For interim financial reporting, the Company estimates the annual tax rate based on projected taxable income for the full year and records a quarterly income tax provision in accordance with ASC No. 740-270 "Accounting for Income Taxes in Interim Periods." These interim estimates are subject to variation due to several factors, including our ability to accurately forecast our pre-tax and taxable income and loss by jurisdiction, changes in laws or regulations, and expenses or losses for which tax benefits are not recognized. Jurisdictions with a projected loss for the year or an actual year-to-date loss where no tax benefit can be recognized are excluded from the estimated annual effective tax rate. The impact of including these jurisdictions on the quarterly effective tax rate calculations could result in a higher or lower effective tax rate during a particular quarter, based upon the mix and timing of actual earnings verses annual projections.
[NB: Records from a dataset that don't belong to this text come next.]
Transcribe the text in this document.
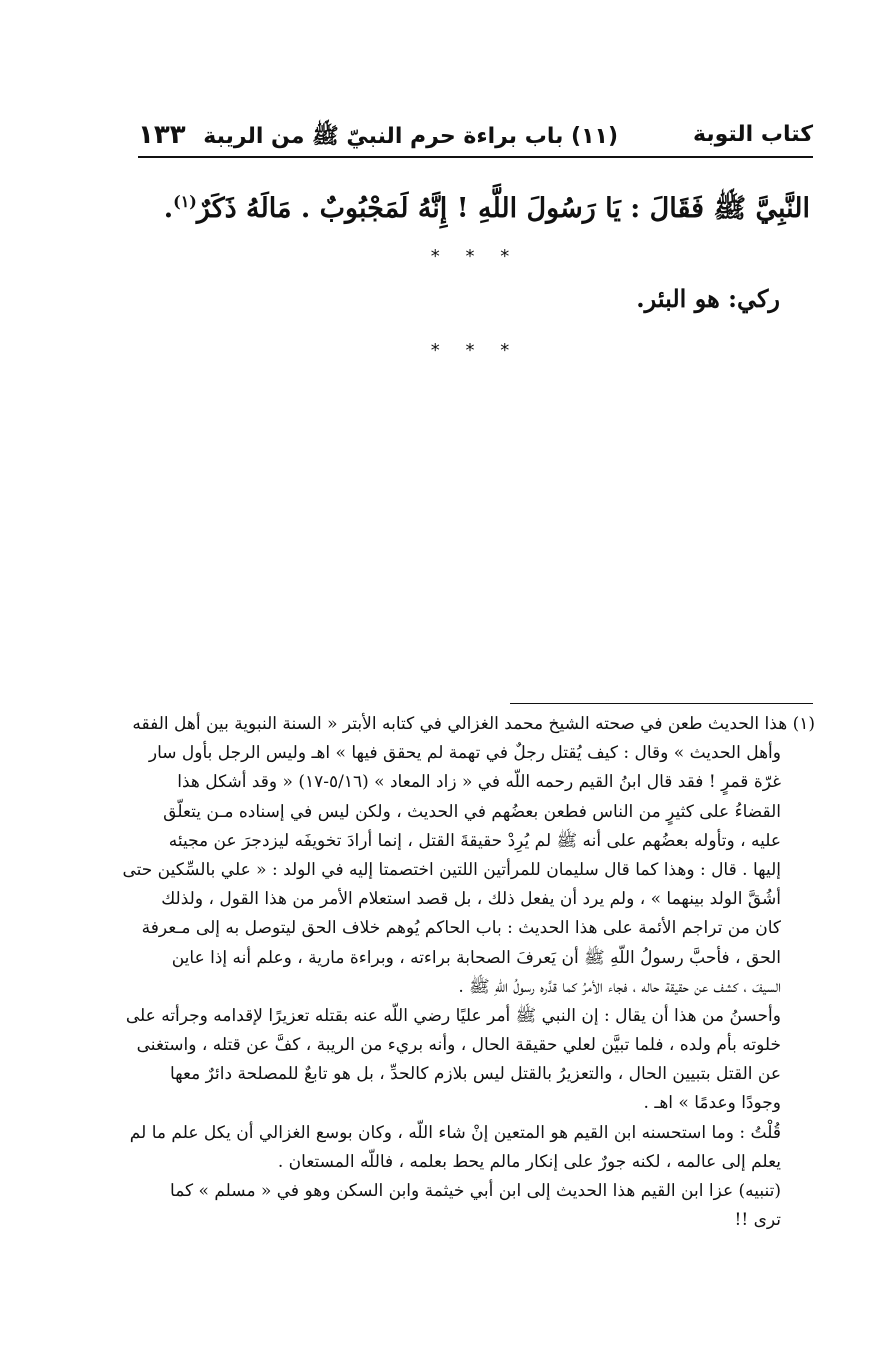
كتاب التوبة
(١١) باب براءة حرم النبيّ ﷺ من الريبة
١٣٣
النَّبِيَّ ﷺ فَقَالَ : يَا رَسُولَ اللَّهِ ! إِنَّهُ لَمَجْبُوبٌ . مَالَهُ ذَكَرٌ$^{(١)}$.
* * *
ركي: هو البئر.
* * *
(١) هذا الحديث طعن في صحته الشيخ محمد الغزالي في كتابه الأبتر « السنة النبوية بين أهل الفقه
وأهل الحديث » وقال : كيف يُقتل رجلٌ في تهمة لم يحقق فيها » اهـ وليس الرجل بأول سار
غرّة قمرٍ ! فقد قال ابنُ القيم رحمه اللّه في « زاد المعاد » (٥/١٦-١٧) « وقد أشكل هذا
القضاءُ على كثيرٍ من الناس فطعن بعضُهم في الحديث ، ولكن ليس في إسناده مـن يتعلّق
عليه ، وتأوله بعضُهم على أنه ﷺ لم يُرِدْ حقيقةَ القتل ، إنما أرادَ تخويفَه ليزدجرَ عن مجيئه
إليها . قال : وهذا كما قال سليمان للمرأتين اللتين اختصمتا إليه في الولد : « علي بالسِّكين حتى
أشُقَّ الولد بينهما » ، ولم يرد أن يفعل ذلك ، بل قصد استعلام الأمر من هذا القول ، ولذلك
كان من تراجم الأئمة على هذا الحديث : باب الحاكم يُوهم خلاف الحق ليتوصل به إلى مـعرفة
الحق ، فأحبَّ رسولُ اللّهِ ﷺ أن يَعرفَ الصحابة براءته ، وبراءة مارية ، وعلم أنه إذا عاين
السيفَ ، كشف عن حقيقة حاله ، فجاء الأمرُ كما قدَّره رسولُ اللّهِ ﷺ .
وأحسنُ من هذا أن يقال : إن النبي ﷺ أمر عليًا رضي اللّه عنه بقتله تعزيرًا لإقدامه وجرأته على
خلوته بأم ولده ، فلما تبيَّن لعلي حقيقة الحال ، وأنه بريء من الريبة ، كفَّ عن قتله ، واستغنى
عن القتل بتبيين الحال ، والتعزيرُ بالقتل ليس بلازم كالحدِّ ، بل هو تابعٌ للمصلحة دائرٌ معها
وجودًا وعدمًا » اهـ .
قُلْتُ : وما استحسنه ابن القيم هو المتعين إنْ شاء اللّه ، وكان بوسع الغزالي أن يكل علم ما لم
يعلم إلى عالمه ، لكنه جورٌ على إنكار مالم يحط بعلمه ، فاللّه المستعان .
(تنبيه) عزا ابن القيم هذا الحديث إلى ابن أبي خيثمة وابن السكن وهو في « مسلم » كما
ترى !!
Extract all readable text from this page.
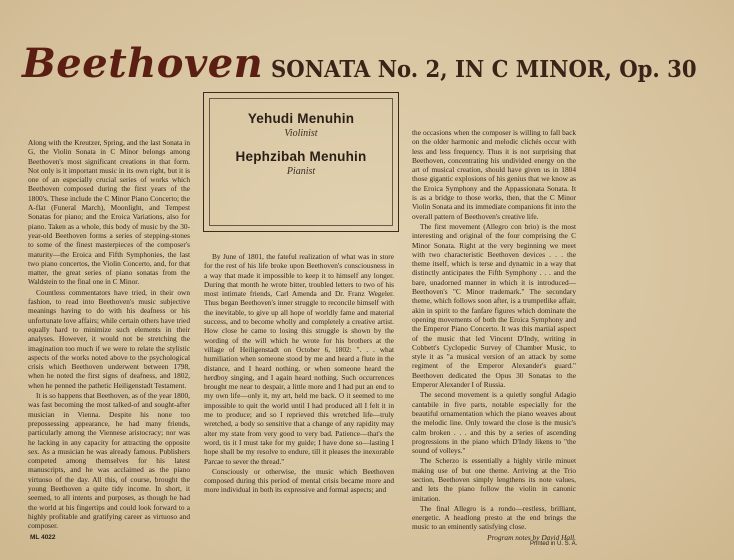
Beethoven SONATA No. 2, IN C MINOR, Op. 30
Yehudi Menuhin
Violinist
Hephzibah Menuhin
Pianist

Along with the Kreutzer, Spring, and the last Sonata in G, the Violin Sonata in C Minor belongs among Beethoven's most significant creations in that form. Not only is it important music in its own right, but it is one of an especially crucial series of works which Beethoven composed during the first years of the 1800's. These include the C Minor Piano Concerto; the A-flat (Funeral March), Moonlight, and Tempest Sonatas for piano; and the Eroica Variations, also for piano. Taken as a whole, this body of music by the 30-year-old Beethoven forms a series of stepping-stones to some of the finest masterpieces of the composer's maturity—the Eroica and Fifth Symphonies, the last two piano concertos, the Violin Concerto, and, for that matter, the great series of piano sonatas from the Waldstein to the final one in C Minor.

Countless commentators have tried, in their own fashion, to read into Beethoven's music subjective meanings having to do with his deafness or his unfortunate love affairs; while certain others have tried equally hard to minimize such elements in their analyses. However, it would not be stretching the imagination too much if we were to relate the stylistic aspects of the works noted above to the psychological crisis which Beethoven underwent between 1798, when he noted the first signs of deafness, and 1802, when he penned the pathetic Heiligenstadt Testament.

It is so happens that Beethoven, as of the year 1800, was fast becoming the most talked-of and sought-after musician in Vienna. Despite his none too prepossessing appearance, he had many friends, particularly among the Viennese aristocracy; nor was he lacking in any capacity for attracting the opposite sex. As a musician he was already famous. Publishers competed among themselves for his latest manuscripts, and he was acclaimed as the piano virtuoso of the day. All this, of course, brought the young Beethoven a quite tidy income. In short, it seemed, to all intents and purposes, as though he had the world at his fingertips and could look forward to a highly profitable and gratifying career as virtuoso and composer.

By June of 1801, the fateful realization of what was in store for the rest of his life broke upon Beethoven's consciousness in a way that made it impossible to keep it to himself any longer. During that month he wrote bitter, troubled letters to two of his most intimate friends, Carl Amenda and Dr. Franz Wegeler. Thus began Beethoven's inner struggle to reconcile himself with the inevitable, to give up all hope of worldly fame and material success, and to become wholly and completely a creative artist. How close he came to losing this struggle is shown by the wording of the will which he wrote for his brothers at the village of Heiligenstadt on October 6, 1802: ". . . what humiliation when someone stood by me and heard a flute in the distance, and I heard nothing, or when someone heard the herdboy singing, and I again heard nothing. Such occurrences brought me near to despair, a little more and I had put an end to my own life—only it, my art, held me back. O it seemed to me impossible to quit the world until I had produced all I felt it in me to produce; and so I reprieved this wretched life—truly wretched, a body so sensitive that a change of any rapidity may alter my state from very good to very bad. Patience—that's the word, tis it I must take for my guide; I have done so—lasting I hope shall be my resolve to endure, till it pleases the inexorable Parcae to sever the thread."

Consciously or otherwise, the music which Beethoven composed during this period of mental crisis became more and more individual in both its expressive and formal aspects; and

the occasions when the composer is willing to fall back on the older harmonic and melodic clichés occur with less and less frequency. Thus it is not surprising that Beethoven, concentrating his undivided energy on the art of musical creation, should have given us in 1804 those gigantic explosions of his genius that we know as the Eroica Symphony and the Appassionata Sonata. It is as a bridge to those works, then, that the C Minor Violin Sonata and its immediate companions fit into the overall pattern of Beethoven's creative life.

The first movement (Allegro con brio) is the most interesting and original of the four comprising the C Minor Sonata. Right at the very beginning we meet with two characteristic Beethoven devices . . . the theme itself, which is terse and dynamic in a way that distinctly anticipates the Fifth Symphony . . . and the bare, unadorned manner in which it is introduced—Beethoven's "C Minor trademark." The secondary theme, which follows soon after, is a trumpetlike affair, akin in spirit to the fanfare figures which dominate the opening movements of both the Eroica Symphony and the Emperor Piano Concerto. It was this martial aspect of the music that led Vincent D'Indy, writing in Cobbett's Cyclopedic Survey of Chamber Music, to style it as "a musical version of an attack by some regiment of the Emperor Alexander's guard." Beethoven dedicated the Opus 30 Sonatas to the Emperor Alexander I of Russia.

The second movement is a quietly songful Adagio cantabile in five parts, notable especially for the beautiful ornamentation which the piano weaves about the melodic line. Only toward the close is the music's calm broken . . . and this by a series of ascending progressions in the piano which D'Indy likens to "the sound of volleys."

The Scherzo is essentially a highly virile minuet making use of but one theme. Arriving at the Trio section, Beethoven simply lengthens its note values, and lets the piano follow the violin in canonic imitation.

The final Allegro is a rondo—restless, brilliant, energetic. A headlong presto at the end brings the music to an eminently satisfying close.

Program notes by David Hall.
ML 4022
Printed in U. S. A.
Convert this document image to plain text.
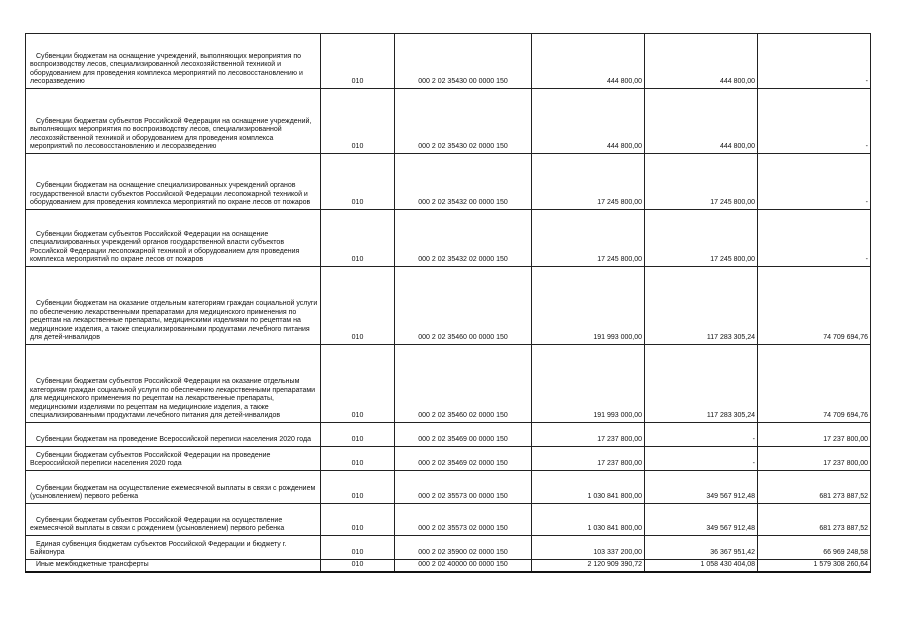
Субвенции бюджетам на оснащение учреждений, выполняющих мероприятия по воспроизводству лесов, специализированной лесохозяйственной техникой и оборудованием для проведения комплекса мероприятий по лесовосстановлению и лесоразведению	010	000 2 02 35430 00 0000 150	444 800,00	444 800,00	-
Субвенции бюджетам субъектов Российской Федерации на оснащение учреждений, выполняющих мероприятия по воспроизводству лесов, специализированной лесохозяйственной техникой и оборудованием для проведения комплекса мероприятий по лесовосстановлению и лесоразведению	010	000 2 02 35430 02 0000 150	444 800,00	444 800,00	-
Субвенции бюджетам на оснащение специализированных учреждений органов государственной власти субъектов Российской Федерации лесопожарной техникой и оборудованием для проведения комплекса мероприятий по охране лесов от пожаров	010	000 2 02 35432 00 0000 150	17 245 800,00	17 245 800,00	-
Субвенции бюджетам субъектов Российской Федерации на оснащение специализированных учреждений органов государственной власти субъектов Российской Федерации лесопожарной техникой и оборудованием для проведения комплекса мероприятий по охране лесов от пожаров	010	000 2 02 35432 02 0000 150	17 245 800,00	17 245 800,00	-
Субвенции бюджетам на оказание отдельным категориям граждан социальной услуги по обеспечению лекарственными препаратами для медицинского применения по рецептам на лекарственные препараты, медицинскими изделиями по рецептам на медицинские изделия, а также специализированными продуктами лечебного питания для детей-инвалидов	010	000 2 02 35460 00 0000 150	191 993 000,00	117 283 305,24	74 709 694,76
Субвенции бюджетам субъектов Российской Федерации на оказание отдельным категориям граждан социальной услуги по обеспечению лекарственными препаратами для медицинского применения по рецептам на лекарственные препараты, медицинскими изделиями по рецептам на медицинские изделия, а также специализированными продуктами лечебного питания для детей-инвалидов	010	000 2 02 35460 02 0000 150	191 993 000,00	117 283 305,24	74 709 694,76
Субвенции бюджетам на проведение Всероссийской переписи населения 2020 года	010	000 2 02 35469 00 0000 150	17 237 800,00	-	17 237 800,00
Субвенции бюджетам субъектов Российской Федерации на проведение Всероссийской переписи населения 2020 года	010	000 2 02 35469 02 0000 150	17 237 800,00	-	17 237 800,00
Субвенции бюджетам на осуществление ежемесячной выплаты в связи с рождением (усыновлением) первого ребенка	010	000 2 02 35573 00 0000 150	1 030 841 800,00	349 567 912,48	681 273 887,52
Субвенции бюджетам субъектов Российской Федерации на осуществление ежемесячной выплаты в связи с рождением (усыновлением) первого ребенка	010	000 2 02 35573 02 0000 150	1 030 841 800,00	349 567 912,48	681 273 887,52
Единая субвенция бюджетам субъектов Российской Федерации и бюджету г. Байконура	010	000 2 02 35900 02 0000 150	103 337 200,00	36 367 951,42	66 969 248,58
Иные межбюджетные трансферты	010	000 2 02 40000 00 0000 150	2 120 909 390,72	1 058 430 404,08	1 579 308 260,64
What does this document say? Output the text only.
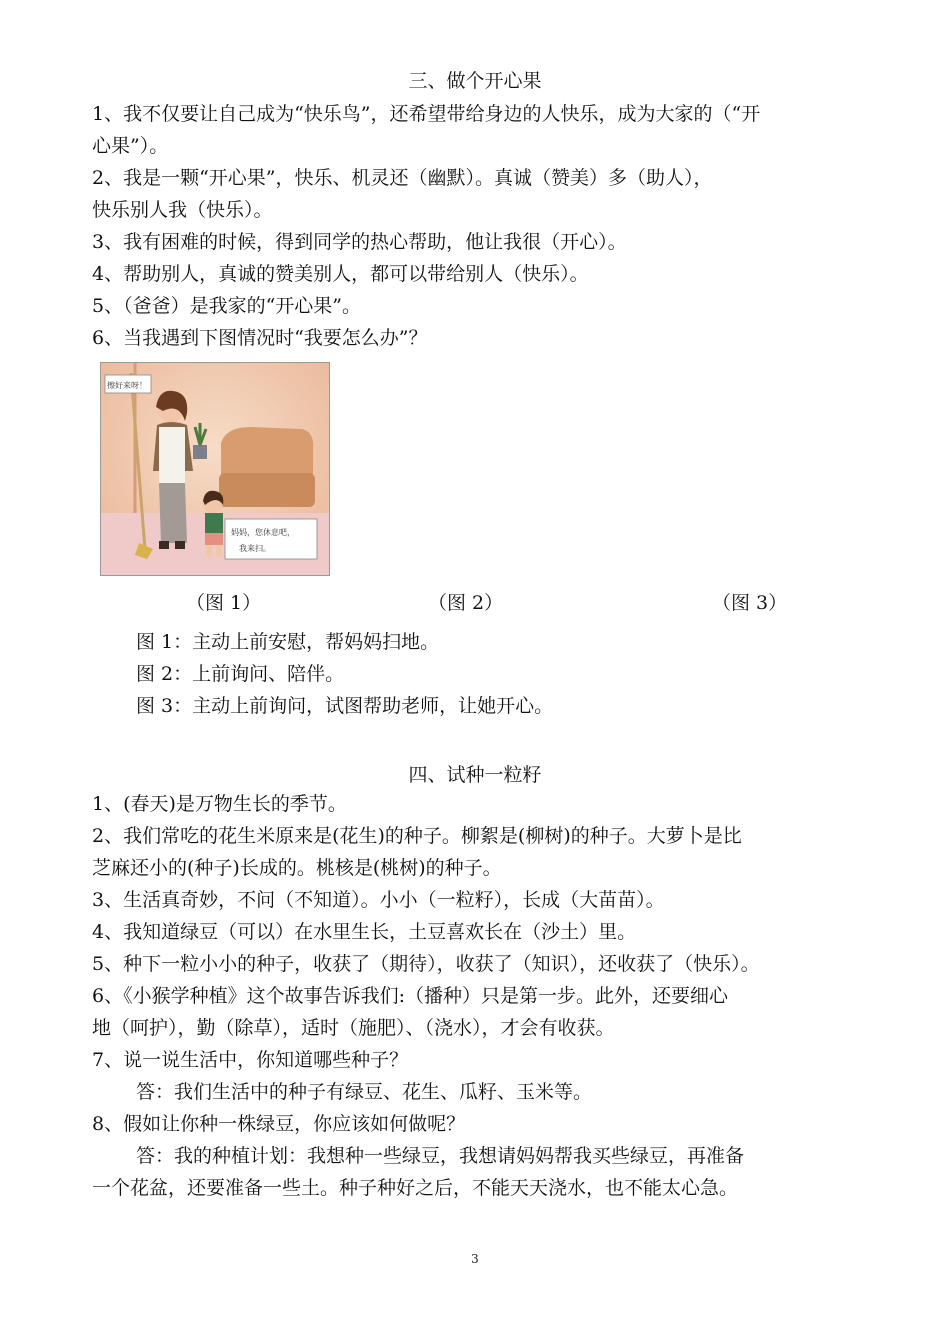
三、做个开心果
1、我不仅要让自己成为“快乐鸟”，还希望带给身边的人快乐，成为大家的（“开
心果”）。
2、我是一颗“开心果”，快乐、机灵还（幽默）。真诚（赞美）多（助人），
快乐别人我（快乐）。
3、我有困难的时候，得到同学的热心帮助，他让我很（开心）。
4、帮助别人，真诚的赞美别人，都可以带给别人（快乐）。
5、（爸爸）是我家的“开心果”。
6、当我遇到下图情况时“我要怎么办”？
擦好来呀！
妈妈，您休息吧，
我来扫。
（图 1）	（图 2）	（图 3）
图 1：主动上前安慰，帮妈妈扫地。
图 2：上前询问、陪伴。
图 3：主动上前询问，试图帮助老师，让她开心。
四、试种一粒籽
1、(春天)是万物生长的季节。
2、我们常吃的花生米原来是(花生)的种子。柳絮是(柳树)的种子。大萝卜是比
芝麻还小的(种子)长成的。桃核是(桃树)的种子。
3、生活真奇妙，不问（不知道）。小小（一粒籽），长成（大苗苗）。
4、我知道绿豆（可以）在水里生长，土豆喜欢长在（沙土）里。
5、种下一粒小小的种子，收获了（期待），收获了（知识），还收获了（快乐）。
6、《小猴学种植》这个故事告诉我们:（播种）只是第一步。此外，还要细心
地（呵护），勤（除草），适时（施肥）、（浇水），才会有收获。
7、说一说生活中，你知道哪些种子？
答：我们生活中的种子有绿豆、花生、瓜籽、玉米等。
8、假如让你种一株绿豆，你应该如何做呢？
答：我的种植计划：我想种一些绿豆，我想请妈妈帮我买些绿豆，再准备
一个花盆，还要准备一些土。种子种好之后，不能天天浇水，也不能太心急。
3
On December 22, 2017, the 2017 Tax Cuts and Jobs Act (the "Tax Act") was enacted into law and the new legislation contains several key tax provisions that require recognition of the effect of the tax law changes in the period of enactment. In December 2017, the SEC staff issued Staff Accounting Bulletin No. 118, Income Tax Accounting Implications of the Tax Cuts and Jobs Act ("SAB 118"), which allows us to record provisional amounts during a measurement period not to extend beyond one year of the enactment date. The Company is applying the guidance in SAB 118 when accounting for the enactment date effects of the Tax Act. The Company determined that the remeasurement of if its deferred tax assets and liabilities, transition tax liability, related Tax Act impacts on state taxes, and tax liability associated with investments in non-US subsidiaries where book basis exceeds tax basis are provisional amounts and reasonable estimates as of December 31, 2017. At March 31, 2018, the Company has not completed its accounting for all the tax effects of the Tax Act and has not made any additional measurement period adjustments. Measurement period adjustments will be made as the Company finalizes its 2017 tax returns during 2018, completes its foreign earnings and profit computations, completes its foreign tax computations, and finalizes calculations of its deferred tax asset and liabilities in historical foreign earnings and operations. Any adjustments to the Company’s provisional estimates will be recorded in the period when the Company’s analysis is complete.

The impact of the Tax Act may differ from our provisional estimates, possibly materially, during the one-year measurement period due to further refinement of the Company’s calculations. Further, additional guidance may be issued to address questions that arise because of the Tax Act, which may affect actions the Company may take as a result of the Tax Act.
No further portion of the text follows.